I'm recommending: My Type of Holiness by Rose Sweet
Also known as: how I realized school was the best place for my homeschooled kid
These days, a reviewer receives a copy of a book to review either as a friend, follower, or interested-in-the-subject interested in the subject matter of the book. Gone are the days of for-hire reviewers, so it’s hard to receive an honest review.
I came to My Type of Holiness: Striving for Sainthood with the Temperament God Gave Me as an interested-in-the-subject person of the book. I learned about the temperaments in college, immediately found it applicable to my life and in seeing the comments, - finally a book on holiness for phlegmatics – I thought immediately this is the book for my husband, ahem, me!
In all fairness, when it came, my non-reader husband immediately wanted to take a look at it. I first encountered Rose Sweet through a divorce ministry an acquaintance asked me to volunteer with, leading small group discussions following video segments. She struck me as intuitive, intelligent, rational, and on the money as to people’s wounds. When I saw her name attached to this title, I was hooked.
I have never read anything by Rose Sweet.
Like many self-help style books from Our Sunday Visitor, the tone is conversational, but this one comes as well-informed. There are the obligatory reflection questions and speculation about saint temperaments at the end of each chapter, but they are ancillary to the meat of the chapter.
I wanted a book on the path to holiness as it applies to temperaments. But much of the book is really an introduction to the temperaments.
Such an introduction is needed, I grant you, and a well-balanced update to the archaic literature we might be using.
Sweet hits all the important points. And she actually hits the psychological literature, too.
What a temperament is.
And what it isn’t.
And how these other factors influence how we present. The temperament is the thing we’re born with. The personality is the nature/nurture thing that develops early on. Spot on.
Life circumstances bring out particular aspects. Life circumstances lead us to mask certain aspects.
Family systems.
Rose Sweet gets it in a modern, updated way.
She gives it as a life and relationship coach who is clearly dishing out this information regularly.
And that means, she has very few sources.
This is my great lament of books like this. There are some references, but for the most part, her information is very much integrated in her own mind so as to flow out as easily as a coaching session, but the reader does not have the benefit of the sources from which she first learned it.
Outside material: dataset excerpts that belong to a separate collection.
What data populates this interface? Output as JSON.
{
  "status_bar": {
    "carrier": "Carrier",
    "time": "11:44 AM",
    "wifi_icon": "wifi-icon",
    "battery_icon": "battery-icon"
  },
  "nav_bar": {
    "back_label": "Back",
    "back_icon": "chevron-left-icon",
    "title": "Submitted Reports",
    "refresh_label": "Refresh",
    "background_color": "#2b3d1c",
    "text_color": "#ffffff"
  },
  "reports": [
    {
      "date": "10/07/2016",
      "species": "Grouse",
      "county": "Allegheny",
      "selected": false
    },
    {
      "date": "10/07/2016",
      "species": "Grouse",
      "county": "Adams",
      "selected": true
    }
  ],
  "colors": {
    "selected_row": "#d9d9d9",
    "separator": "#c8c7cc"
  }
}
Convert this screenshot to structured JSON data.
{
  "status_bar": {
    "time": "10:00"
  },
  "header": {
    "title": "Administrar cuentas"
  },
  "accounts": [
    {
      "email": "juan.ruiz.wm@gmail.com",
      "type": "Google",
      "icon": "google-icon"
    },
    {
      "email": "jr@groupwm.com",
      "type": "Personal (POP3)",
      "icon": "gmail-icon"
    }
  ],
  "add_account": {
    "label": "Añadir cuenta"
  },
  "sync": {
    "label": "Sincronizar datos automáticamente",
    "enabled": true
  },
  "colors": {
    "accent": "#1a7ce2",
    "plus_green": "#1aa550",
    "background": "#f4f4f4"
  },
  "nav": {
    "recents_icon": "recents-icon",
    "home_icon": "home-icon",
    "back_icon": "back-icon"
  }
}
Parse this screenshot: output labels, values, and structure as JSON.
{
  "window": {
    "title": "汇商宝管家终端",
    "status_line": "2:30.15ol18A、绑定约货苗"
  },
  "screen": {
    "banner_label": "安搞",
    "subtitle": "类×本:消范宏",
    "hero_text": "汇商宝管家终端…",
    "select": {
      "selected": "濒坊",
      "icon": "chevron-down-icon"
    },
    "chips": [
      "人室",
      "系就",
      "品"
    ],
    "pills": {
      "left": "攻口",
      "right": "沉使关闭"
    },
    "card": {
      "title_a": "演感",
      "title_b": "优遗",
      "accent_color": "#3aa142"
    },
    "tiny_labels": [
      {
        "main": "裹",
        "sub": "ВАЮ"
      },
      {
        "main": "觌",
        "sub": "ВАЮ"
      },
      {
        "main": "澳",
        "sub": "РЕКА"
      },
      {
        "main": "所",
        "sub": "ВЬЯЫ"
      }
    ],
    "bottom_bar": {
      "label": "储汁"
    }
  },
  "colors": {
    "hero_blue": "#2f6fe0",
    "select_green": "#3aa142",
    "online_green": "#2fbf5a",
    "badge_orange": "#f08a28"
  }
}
Nevertheless, this is the absolute best introduction to the topic. And by the last third, she really does touch on holiness in an enlightening and remarkable way.
I wish there were more.
Personally, her balanced, well-rounded, all circumstances explored look at the temperaments was personally enlightening for me, a person well familiar with the theory.
I have a child who is a sanguine.
As a no-nonsense, let’s get this done choleric/let’s be quiet, read, and think deep thoughts melancholic, his personality has been a challenge both in parenting and during the homeschool day.
Many a behavior we thought, Why is he like this? What is wrong with him?
It turns out, a great lot of us are temperamentally… quiet.
And he is not.
So she has my interest piqued.
But it isn’t a deep dive by any stretch of the imagination. And I’m left wanting more.
The other revelation is her articulation of the weaknesses each temperament will fall into, and their strengths when living a life of virtue.
I said to my husband, whose advice on holiness has always been pray more, lead more, attend mass more – what if you just tried to focus these God-given abilities towards patience, kindness, peacefulness to God, and asked him to guide you in them? And there was silence.
Because when we hit on this path, this is something about the way God made us, and maybe he loves us and wants him for himself, but maybe we’re also okay, just the way we are, there isn’t much response except silence – wonder and awe.
So I recommend this book. Wholeheartedly. To all who will read it.